Overslaan en naar de inhoud gaan
Map
  • Nieuws
  • Ondernemers & Co: De Langhe Advocaten - Verdere aflijning van de fiscale visitatiemogelijkheid door het Hof van Cassatie

Ondernemers & Co: De Langhe Advocaten - Verdere aflijning van de fiscale visitatiemogelijkheid door het Hof van Cassatie

  • 17/11/2023

Het Hof van Cassatie heeft zich in een arrest van 16 juni 2023 uitgesproken over de grenzen van het fiscaal visitatierecht. Hierbij wordt ingegaan op het belang van de toestemming van de belastingplichtige wanneer de fiscus een fiscale visitatie wil uitoefenen in privévertrekken.
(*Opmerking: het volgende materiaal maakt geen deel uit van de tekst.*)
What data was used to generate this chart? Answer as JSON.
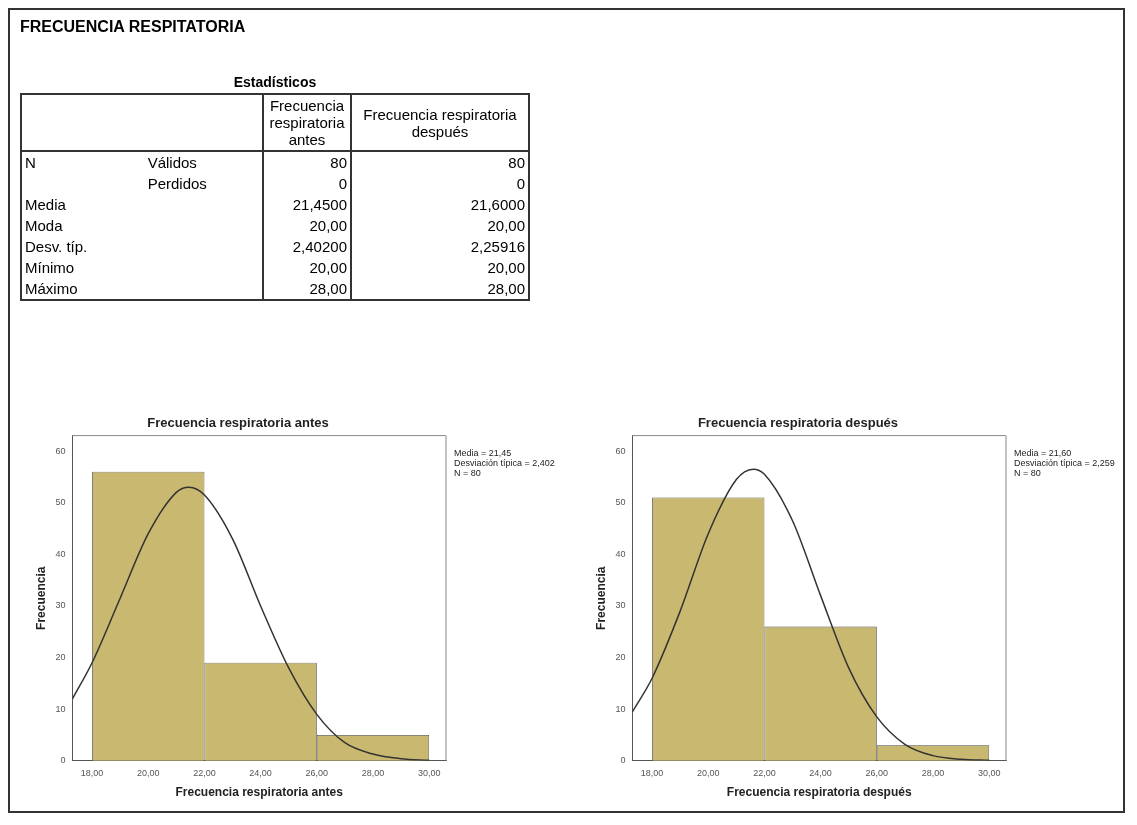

Hoewel het arrest uitsluitend handelt over privévertrekken kan de toepassing ervan ook worden uitgebreid naar de beroepslokalen van belastingplichtigen.

Principe 

Belastingplichtigen die een economische activiteit uitoefenen, moeten de fiscus op elk ogenblik vrije toegang verlenen tot de ruimtes waar zij hun beroepsactiviteit uitoefenen (bv. burelen, fabrieken, opslagplaatsen enz.). Ook privévertrekken mogen het voorwerp uitmaken van een fiscale visitatie, maar enkel tussen 5 uur ’s morgens en 9 uur ’s avonds mits een machtiging van de politierechter. Fiscale visitaties worden uitgeoefend om bv. de belangrijkheid van de in de gecontroleerde lokalen uitgeoefende werkzaamheid vast te stellen. 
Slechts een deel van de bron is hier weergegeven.